» We played a lot of ping-pong.
» When the group dissolved, I ended up with a small piggy bank (well, it was a plastic snowman) containing a few dollars in coins. I think I kept the money. I remember feeling guilty about it.
» Our leaders were a retired Baptist minister (with Presbyterian leanings), Clarence Kerr, and his sweet wife Grace. One day Grace’s brother spoke to us. Because of cancer, he had had a laryngectomy. After regular gasps for air, he would croak his words through a hole in his throat. But get this: He was full of joy, he said, because God loved him.
What I take away from this review of teenage memory is that faith formation happens not so much with a series of sermonic lessons drawn from the Bible but, rather, from encountering faithful people who show us what it means to be a disciple of Jesus Christ.
I’ve been thinking about my old youth group days in response to reading Kenda Creasy Dean’s excellent, if distressing, new book, Almost Christian: What the Faith of Our Teenagers is Telling the American Church.
Dean, who teaches at Princeton Theological Seminary, analyzes the results of a recent National Study of Youth and Religion, and her conclusions should give every serious Christian the willies.

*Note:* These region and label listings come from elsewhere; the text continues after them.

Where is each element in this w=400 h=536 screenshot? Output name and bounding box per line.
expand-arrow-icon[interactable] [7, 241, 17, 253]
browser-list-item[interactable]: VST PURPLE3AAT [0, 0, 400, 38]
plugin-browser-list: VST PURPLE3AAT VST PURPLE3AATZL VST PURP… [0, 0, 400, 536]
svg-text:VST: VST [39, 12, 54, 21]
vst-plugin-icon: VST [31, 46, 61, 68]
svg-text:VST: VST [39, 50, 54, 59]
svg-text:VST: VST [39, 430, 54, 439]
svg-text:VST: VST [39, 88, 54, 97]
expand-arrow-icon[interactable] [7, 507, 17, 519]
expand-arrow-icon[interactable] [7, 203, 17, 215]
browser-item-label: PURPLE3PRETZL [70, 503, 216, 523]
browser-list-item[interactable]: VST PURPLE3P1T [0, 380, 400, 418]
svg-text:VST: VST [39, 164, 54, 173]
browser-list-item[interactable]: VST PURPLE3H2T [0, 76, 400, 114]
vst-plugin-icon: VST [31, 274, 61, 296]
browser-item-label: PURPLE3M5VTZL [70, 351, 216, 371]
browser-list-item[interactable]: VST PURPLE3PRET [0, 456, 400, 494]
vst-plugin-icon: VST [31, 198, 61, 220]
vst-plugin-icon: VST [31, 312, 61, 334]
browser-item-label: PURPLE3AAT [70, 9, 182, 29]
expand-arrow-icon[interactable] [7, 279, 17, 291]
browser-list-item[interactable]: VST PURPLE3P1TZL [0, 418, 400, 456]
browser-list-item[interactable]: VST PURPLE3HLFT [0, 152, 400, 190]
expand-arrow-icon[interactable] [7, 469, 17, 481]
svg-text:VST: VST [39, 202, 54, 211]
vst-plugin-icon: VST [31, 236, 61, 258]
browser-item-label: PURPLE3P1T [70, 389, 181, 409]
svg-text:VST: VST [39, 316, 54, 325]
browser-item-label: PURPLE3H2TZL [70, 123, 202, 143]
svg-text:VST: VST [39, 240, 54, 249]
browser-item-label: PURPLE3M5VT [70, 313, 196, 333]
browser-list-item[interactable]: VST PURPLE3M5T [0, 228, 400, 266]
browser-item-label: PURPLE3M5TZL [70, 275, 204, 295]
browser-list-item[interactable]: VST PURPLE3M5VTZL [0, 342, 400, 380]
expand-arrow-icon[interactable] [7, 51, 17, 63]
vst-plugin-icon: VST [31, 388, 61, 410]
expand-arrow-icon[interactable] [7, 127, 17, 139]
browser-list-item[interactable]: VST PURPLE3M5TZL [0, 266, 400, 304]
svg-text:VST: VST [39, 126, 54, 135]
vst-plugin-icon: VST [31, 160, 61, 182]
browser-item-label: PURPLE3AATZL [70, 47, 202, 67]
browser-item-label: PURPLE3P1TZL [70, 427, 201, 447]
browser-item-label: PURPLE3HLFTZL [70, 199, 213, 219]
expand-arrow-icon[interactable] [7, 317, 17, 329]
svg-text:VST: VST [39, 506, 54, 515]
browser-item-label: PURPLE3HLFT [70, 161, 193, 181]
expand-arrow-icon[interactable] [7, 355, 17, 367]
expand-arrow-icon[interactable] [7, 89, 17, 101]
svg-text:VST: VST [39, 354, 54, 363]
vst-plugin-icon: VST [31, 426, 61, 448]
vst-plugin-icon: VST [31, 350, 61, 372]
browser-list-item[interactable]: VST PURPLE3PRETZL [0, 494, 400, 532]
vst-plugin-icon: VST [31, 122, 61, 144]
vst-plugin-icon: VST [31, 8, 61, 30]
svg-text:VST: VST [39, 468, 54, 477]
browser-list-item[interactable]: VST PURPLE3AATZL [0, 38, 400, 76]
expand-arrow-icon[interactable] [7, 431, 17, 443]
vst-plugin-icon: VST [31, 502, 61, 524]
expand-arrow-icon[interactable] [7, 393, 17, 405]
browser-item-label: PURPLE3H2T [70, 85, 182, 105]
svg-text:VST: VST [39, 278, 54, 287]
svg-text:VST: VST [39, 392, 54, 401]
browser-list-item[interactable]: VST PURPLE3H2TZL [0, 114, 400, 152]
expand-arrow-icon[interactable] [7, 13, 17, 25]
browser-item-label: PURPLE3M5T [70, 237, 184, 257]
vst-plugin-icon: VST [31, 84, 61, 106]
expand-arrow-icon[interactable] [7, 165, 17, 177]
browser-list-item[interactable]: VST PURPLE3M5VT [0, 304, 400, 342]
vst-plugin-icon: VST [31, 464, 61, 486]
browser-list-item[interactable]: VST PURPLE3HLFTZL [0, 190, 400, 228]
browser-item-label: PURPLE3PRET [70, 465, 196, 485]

Often, she says, young people in our churches are not learning Christianity, with its radical call to self-sacrificial love of even the unlovable. Rather, they are learning Moralistic Therapeutic Deism.
MTD makes almost no demands. Instead, it just suggests that people be nice. If there is a role for God in MTD, it is as the one who listens to our 9-1-1 help calls but otherwise leaves us alone. And MTD seeks to give everyone a handy boatload of self-esteem.
Another phrase used to describe this diluted religion is Benign Whateverism. And, Dean says, it seems to be winning the hearts and minds of our youth.
“The simple truth,” Dean writes, “seems to be that young people practice an imposter faith because we do — and because this is the faith we want them to have. It’s that not-too-religious, ‘decent’ kind of Christianity that allows our teenagers to do well while doing good, makes them successful adults without turning them into religious zealots, teaches them to notice others without actually laying their lives down for any of them. If this is the faith they see lived out by their parents, their pastors, and their churches, how would they know it’s a sham?”
The problem, however, as Dean notes, is that if you hold up the historic Christian creeds against MTD you find they bear little resemblance to one another “in either tone or substance.” The creeds are all about God. MTD is all about us.
Heaven help us.
I’m sure there are lots of PC(USA) churches that — without imposing on youth the straitjacket of Biblical literalism or an overemphasis on personal salvation at the expense of covenant community theology — teaching what it means to be a serious follower of the one who, in thorough obedience to God, went to the cross and who invites us to take up our own crosses for others.
But I also suspect that the study Dean references has identified a real phenomenon — churches that ask little or nothing of their members of any age, but especially of their young people, who are just sorting out what faith looks like.
The call to mission, to discipleship, to a commitment to the God of prodigal grace is harder to sell than Benign Whateverism. But, in the end, people who buy the latter are storing up not a treasure but fool’s gold.